Le Requiem des morts
Que dissimule donc l’indifférent sourire
Collé sur ton visage à toute heure du jour ?
J’aimerais l’arracher, le brûler de ton ire,
L’incinérer du feu d’un malévole four.
Tu ne peux me tromper ; je connais ta nature,
Hypocrite poupée aux airs d’ange innocent.
Il me tarde de voir sous les traits de couture
L’abomination qu’est ton corps putrescent.
De quels vils animaux serais-tu la chimère ?
Même un rat entendrait cette offre refuser.
Amalgame de vers, d’ordure et de poussière,
Comment t’animes-tu sans te décomposer ?
Chacun de tes attraits se veut un traître leurre
Attirant quelque insecte en ta gorge sans fond ;
La proie ignore tout du danger qui l’effleure
Et, froide, reparaît suspendue au plafond.
Tes mots coulant toujours en répugnante averse
Assombrissent mon ciel d’un opaque brouillard.
Le plus beau des discours, par ta langue perverse,
Narguerait le poison du plus venimeux dard.
Quand le dernier rayon disparaît en silence,
L’horrible cauchemar atteint son zénith noir.
Émanent de ta chair terreur, haine et souffrance,
Émissaires maudits d’un lugubre abattoir.

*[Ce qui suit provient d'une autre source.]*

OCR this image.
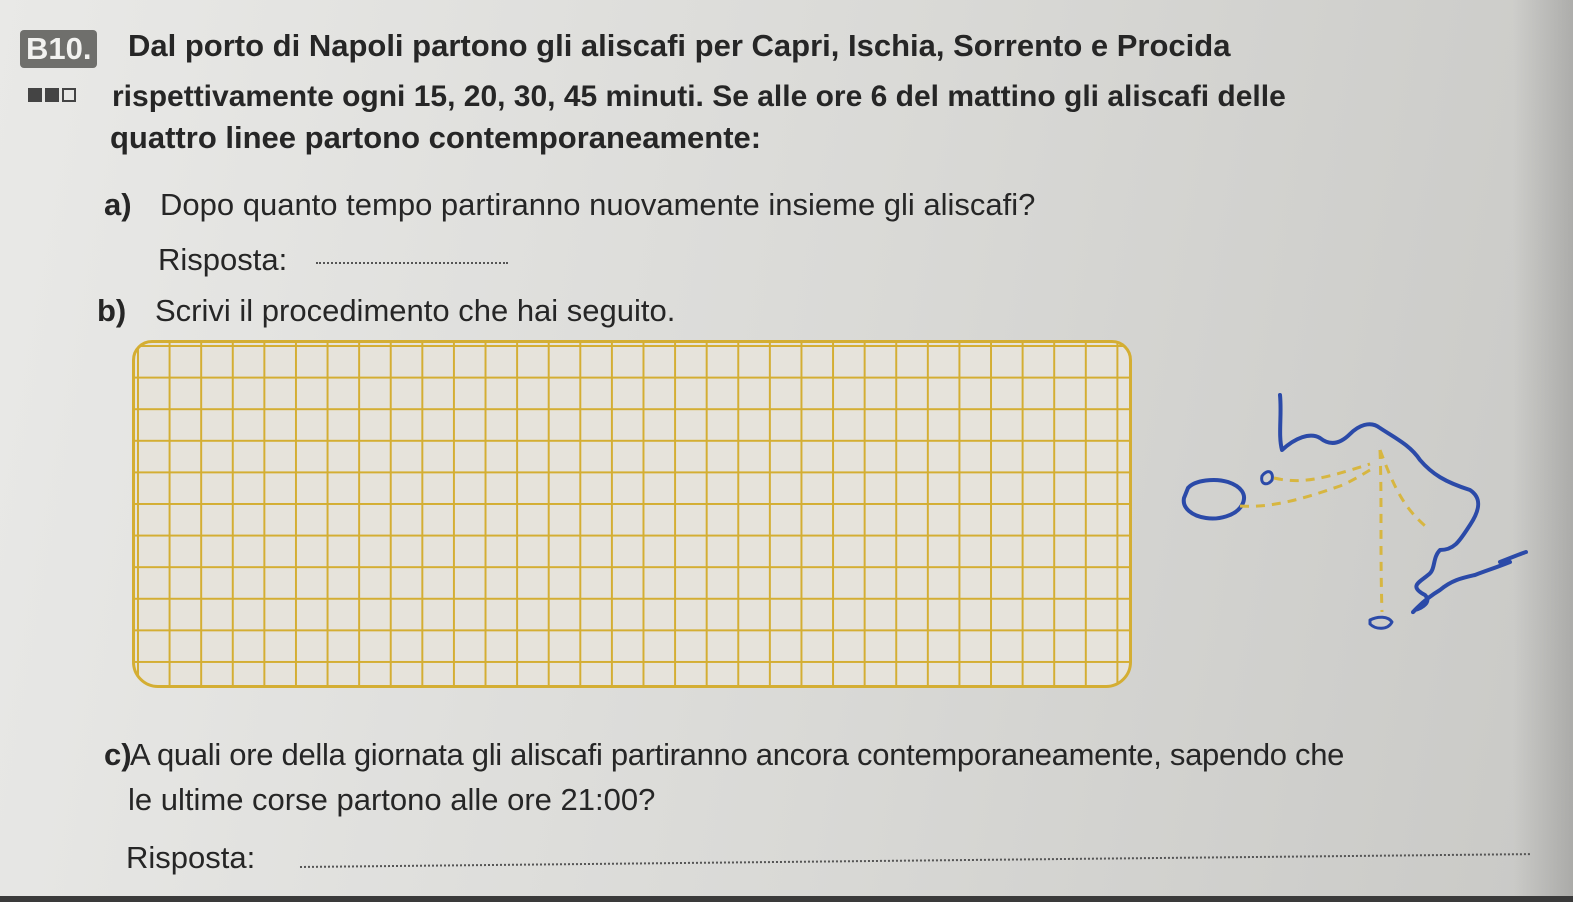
B10. Dal porto di Napoli partono gli aliscafi per Capri, Ischia, Sorrento e Procida
rispettivamente ogni 15, 20, 30, 45 minuti. Se alle ore 6 del mattino gli aliscafi delle
quattro linee partono contemporaneamente:
a) Dopo quanto tempo partiranno nuovamente insieme gli aliscafi?
Risposta:
b) Scrivi il procedimento che hai seguito.
c)
A quali ore della giornata gli aliscafi partiranno ancora contemporaneamente, sapendo che
le ultime corse partono alle ore 21:00?
Risposta:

Inconscients du mal qui vient faucher leur âme,
Les malheureux rêveurs se laissent attirer
Comme des moucherons par ce cortège infâme ;
Sans même s’en douter, ils viennent d’expirer.
La nuit se gorge ainsi d’un amas de cadavres
En estomac repeint d’écarlate aveuglant.
Les rares rescapés, abrités dans leurs havres,
Frissonnent sous l’impur éclat de l’œil sanglant.
Mais ta morbide soif nous est bien opportune !
Oui, démon, entends-tu le requiem des morts ?
Par ce brasier maudit imprégné de rancune,
Retourne d’où tu viens et jamais n’en ressors.